Plato lives on, damn him!


On reading A Very Short Introduction to Marx, through p38…

Can we not get away from our own ideals? I am struck, today, by the re-insistence of Platonic idealism in modern philosophy. Peter Singer summarizes Hegel’s Phenomenology of Mind in terms of a theory of the “Mind” of which all individual minds are particular manifestations. Then Hegel (via Singer) reads history in terms of the development of the Mind. How is this not Platonic essentialism? The separation of an ideal Mind from the fallen and particularized minds of individuals? Singers describes the Young Hegelians, most notably Feuerbach and Marx, pointing out this problem and trying to bring Hegel “down to earth.” First Feuerbach transforms “Mind” into human consciousness, something less mystical (but still overly universalizing, no?). Marx then gets even further into the dirt by pointing out capitalism as a social force alienating mankind from “itself” – this “itself,” of course, being mankind’s “species-being,” or sense of itself as a unified species. These ideologies, however de-mystified, still separate a universal ideal from a particular manifestation. Is this not problematic? To make things even worse, Singer points out that Marx had very little interest in the proletariat until he realized that the presence of a class of humanity that had nothing else but its “humanity” was the key puzzle piece in his philosophical worldview. He describes—and this quote really gets me—Marx seeing socialist workers in France and writing of them, “The nobility of man shines forth from their toil-worn bodies.” Here again, “the nobility of man”—is this so removed from Hegelian “Mind”—is juxtaposed against, and seeing to heighten in reflection, the individual representation of that man/Mind in the body of the individual worker. He’s not looking at the person, he’s looking at what the person signifies.

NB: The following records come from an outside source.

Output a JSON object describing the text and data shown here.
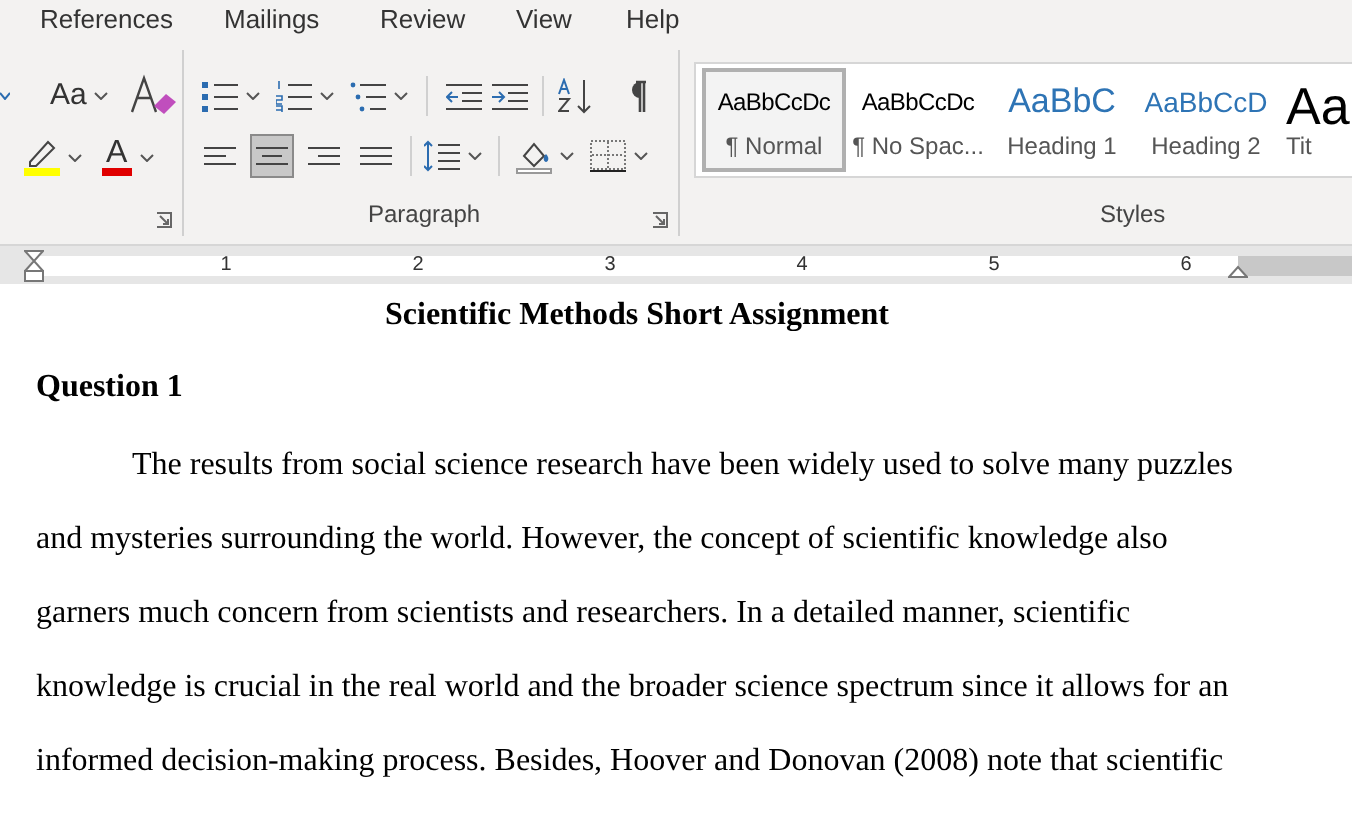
{
  "tabs": [
    {
      "label": "References"
    },
    {
      "label": "Mailings"
    },
    {
      "label": "Review"
    },
    {
      "label": "View"
    },
    {
      "label": "Help"
    }
  ],
  "font_group": {
    "change_case": "Aa",
    "font_color": "A"
  },
  "paragraph_group": {
    "label": "Paragraph",
    "alignment": [
      {
        "kind": "left",
        "selected": false
      },
      {
        "kind": "center",
        "selected": true
      },
      {
        "kind": "right",
        "selected": false
      },
      {
        "kind": "justify",
        "selected": false
      }
    ]
  },
  "styles_group": {
    "label": "Styles",
    "styles": [
      {
        "preview": "AaBbCcDc",
        "name": "¶ Normal",
        "kind": "body",
        "selected": true
      },
      {
        "preview": "AaBbCcDc",
        "name": "¶ No Spac...",
        "kind": "body",
        "selected": false
      },
      {
        "preview": "AaBbC",
        "name": "Heading 1",
        "kind": "heading1",
        "selected": false
      },
      {
        "preview": "AaBbCcD",
        "name": "Heading 2",
        "kind": "heading2",
        "selected": false
      },
      {
        "preview": "Aa",
        "name": "Tit",
        "kind": "title",
        "selected": false
      }
    ]
  },
  "ruler": {
    "labels": [
      "1",
      "2",
      "3",
      "4",
      "5",
      "6"
    ]
  },
  "document": {
    "title": "Scientific Methods Short Assignment",
    "heading": "Question 1",
    "paragraphs": [
      "The results from social science research have been widely used to solve many puzzles and mysteries surrounding the world. However, the concept of scientific knowledge also garners much concern from scientists and researchers. In a detailed manner, scientific knowledge is crucial in the real world and the broader science spectrum since it allows for an informed decision-making process. Besides, Hoover and Donovan (2008) note that scientific"
    ]
  }
}
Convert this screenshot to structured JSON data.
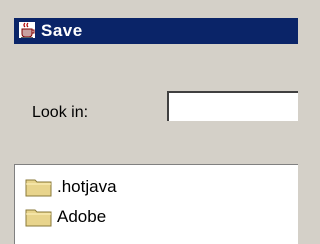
{
  "window": {
    "title": "Save",
    "title_bar_color": "#0a2468",
    "background_color": "#d4d0c8",
    "app_icon": "java-cup-icon"
  },
  "look_in": {
    "label": "Look in:",
    "value": ""
  },
  "file_list": {
    "items": [
      {
        "name": ".hotjava",
        "icon": "folder-icon"
      },
      {
        "name": "Adobe",
        "icon": "folder-icon"
      }
    ],
    "folder_color": "#e8d48c"
  }
}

And that leads me to semiotics, where the signified pointed to by the signifier “cat” is not a cat is but an idea of cat-ness. Platonic essentialism again.

It would seem that Derridean post-structuralism would be best suited to de-regulating against the Platonism inherent in all this philosophy. Since I don’t know too too much about Derrida I can’t really talk about him yet. But I can talk about Judith Butler, and don’t you think that in her conception of gender performativity she depends upon a kind of radical new idealism? She acknowledges, better than anyone, that essentialism, is a farce, that no individual male is perfectly and unambiguously a “man.” But she says that that individual’s gender identity is performatively constructed by a cultural understand of man-ness. Does this not resituate Platonic idealism within a cultural context? Idealism still exists, but it is a cultural construct, in fact it is the very process of cultural construction itself.

The gap between the ideal and the particular is the fundamental crack in human understanding and, by extension, human philosophy.

Even the Aristotle’s who try to deconstruct Plato (as Feuerbach tried to deconstruct Hegel, and Derrida tried to deconstruct Saussure[?]), wind up simply resituating the place of idealism, not eliminating it completely. Perhaps only those who successfully do eliminate it are the existentialists and nihilists, who leave us with nothing. [but I don’t understand these philosophies yet either, so maybe I’m wrong]

I think that this ideal-particular gap is what I’ve been hitting on in my nascent idea of “lyrical presence” in the musical theatre performer. It’s the idea that we (WHO THE FUCK IS WE?) all want desperately to believe in the possibility of presence—which is, inherently, transcendence—and so we are drawn, as in a spiritual pilgrimage, to processes of representation that that make presence and transcendence feel palpably real, that bridge that gap and bring the ideal into the realm of lived experience.

Perhaps the “ideal” is one of those terms that structures human existence and therefore needs to be problematized (Foucault-style), as Warner does with “public” and Butler with “gender.”

P.S. I think one manifestation of this problem is my ongoing frustration that I CAN’T KNOW EVERYTHING!!! Because it would seem that, if I did know everything, I could distinguish ideals from particulars, I could account for all exceptions to any ideal model. Perhaps if I knew everything, I wouldn’t even need ideals, since the sum of my knowledge would contain all, and therefore only, particulars, and I would enter a new paradigm of knowing by which ideals and models are (somehow, magically) no longer necessary.